Derrière ses vitrines vert bouteille, Le Nelson attire dès la tombée du jour les flâneurs du quai Bélu. Les éclats de cuivre du comptoir, l’odeur de pain toasté et le chuchotement de la Somme composent un tableau qui rappelle d’anciens ports marchands. En 2026, le pub a gardé son âme : un lieu de détente où les étudiants croisent les choristes de la cathédrale et les touristes gourmands de légendes locales. Les rires s’échappent jusqu’aux pavés, portés par une ambiance feutrée le mercredi, électrisée par la chanson le samedi. La maison revendique quarante whiskys, près de cent cocktails et la promesse d’une terrasse sur le toit qui embrasse à la fois la flèche gothique et les moulins de Saint-Leu. Entre récit patrimonial et carte de mixologie contemporaine, voici la chronique détaillée d’un bar chaleureux ancré dans un quartier qui ne dort jamais.

Le billet express pour lecteurs pressés

  • Adresse emblématique : 1 quai Bélu, vue directe sur la Somme et la cathédrale.
  • Deux terrasses, dont un rooftop classé parmi les plus prisés d’Amiens.
  • Carte de boissons : 100 cocktails, 40 whiskys, bières craft locales.
  • Ambiance modulable : calme jusqu’à 22 h 30, karaoké ensuite du jeudi au samedi.
  • Privatisation partielle ou totale pour événements pros et privés.
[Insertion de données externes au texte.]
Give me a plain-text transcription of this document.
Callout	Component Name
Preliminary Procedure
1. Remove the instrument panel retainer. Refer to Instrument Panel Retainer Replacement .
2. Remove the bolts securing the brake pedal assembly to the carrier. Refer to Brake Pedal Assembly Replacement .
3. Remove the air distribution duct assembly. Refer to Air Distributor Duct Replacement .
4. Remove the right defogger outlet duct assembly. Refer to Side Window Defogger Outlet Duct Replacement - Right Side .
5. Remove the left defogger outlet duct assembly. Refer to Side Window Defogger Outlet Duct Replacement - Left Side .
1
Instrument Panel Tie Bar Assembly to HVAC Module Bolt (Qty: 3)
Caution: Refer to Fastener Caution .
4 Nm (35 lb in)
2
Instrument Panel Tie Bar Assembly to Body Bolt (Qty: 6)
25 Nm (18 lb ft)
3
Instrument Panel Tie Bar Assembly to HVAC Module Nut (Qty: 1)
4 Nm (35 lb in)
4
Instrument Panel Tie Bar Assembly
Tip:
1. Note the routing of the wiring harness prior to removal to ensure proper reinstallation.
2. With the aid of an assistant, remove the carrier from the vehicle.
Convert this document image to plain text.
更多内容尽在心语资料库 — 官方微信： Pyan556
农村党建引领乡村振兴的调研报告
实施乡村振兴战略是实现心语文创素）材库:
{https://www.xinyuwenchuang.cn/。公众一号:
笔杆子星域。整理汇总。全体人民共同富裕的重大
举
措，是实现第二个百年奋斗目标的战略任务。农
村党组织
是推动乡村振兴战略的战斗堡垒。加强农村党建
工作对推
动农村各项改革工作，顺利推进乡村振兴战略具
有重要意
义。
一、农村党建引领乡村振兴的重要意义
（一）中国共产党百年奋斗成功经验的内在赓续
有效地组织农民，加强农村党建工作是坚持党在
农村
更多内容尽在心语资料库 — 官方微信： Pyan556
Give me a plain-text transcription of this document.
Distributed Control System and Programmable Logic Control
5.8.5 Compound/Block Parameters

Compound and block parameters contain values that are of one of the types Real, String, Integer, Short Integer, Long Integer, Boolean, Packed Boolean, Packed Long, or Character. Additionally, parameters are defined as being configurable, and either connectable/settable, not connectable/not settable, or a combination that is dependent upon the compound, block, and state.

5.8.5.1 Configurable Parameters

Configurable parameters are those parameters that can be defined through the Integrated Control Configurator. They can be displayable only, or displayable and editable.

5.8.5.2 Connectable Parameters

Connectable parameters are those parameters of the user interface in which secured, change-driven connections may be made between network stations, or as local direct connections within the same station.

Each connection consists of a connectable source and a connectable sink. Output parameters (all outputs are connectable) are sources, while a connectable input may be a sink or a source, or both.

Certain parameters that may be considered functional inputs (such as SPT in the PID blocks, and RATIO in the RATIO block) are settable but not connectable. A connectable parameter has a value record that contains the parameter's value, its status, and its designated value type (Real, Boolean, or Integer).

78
Histoire et identité du Nelson : un bar convivial adossé à la cathédrale

Tout commence en 1998 lorsqu’un couple d’anciens marins anglais découvre cet ancien entrepôt de chanvre, coincé entre la Somme et la place du Don. L’idée est simple : recréer le confort boisé d’un pub victorien sans renier le caractère picard. Le parquet d’époque, récupéré dans une filature d’Abbeville, parle encore sous les pas, tandis que les boiseries sombres rappellent les estaminets du Nord. Vingt-huit ans plus tard, l’adresse a changé de propriétaire trois fois, mais pas d’ADN. La mention « bar chaleureux » figure sur chaque dépliant touristique, et le sourire des serveurs reste la meilleure publicité.

Autour de la cathédrale Notre-Dame, classée au patrimoine mondial, le quartier Saint-Leu a vu se multiplier concepts bars et cafés. Pourtant, Le Nelson continue d’aligner une file à l’heure bleue. Plusieurs raisons expliquent cette fidélité.

Une localisation stratégique

Placée à l’entrée du quai, l’enseigne agit comme un sas entre la foule du centre-ville et la quiétude des berges. Les passants profitent d’un premier panorama sur l’édifice gothique avant même d’ouvrir la porte. Cet alignement visuel, volontaire, a obligé l’architecte à conserver des fenêtres hautes et étroites pour ménager la vue depuis chaque table.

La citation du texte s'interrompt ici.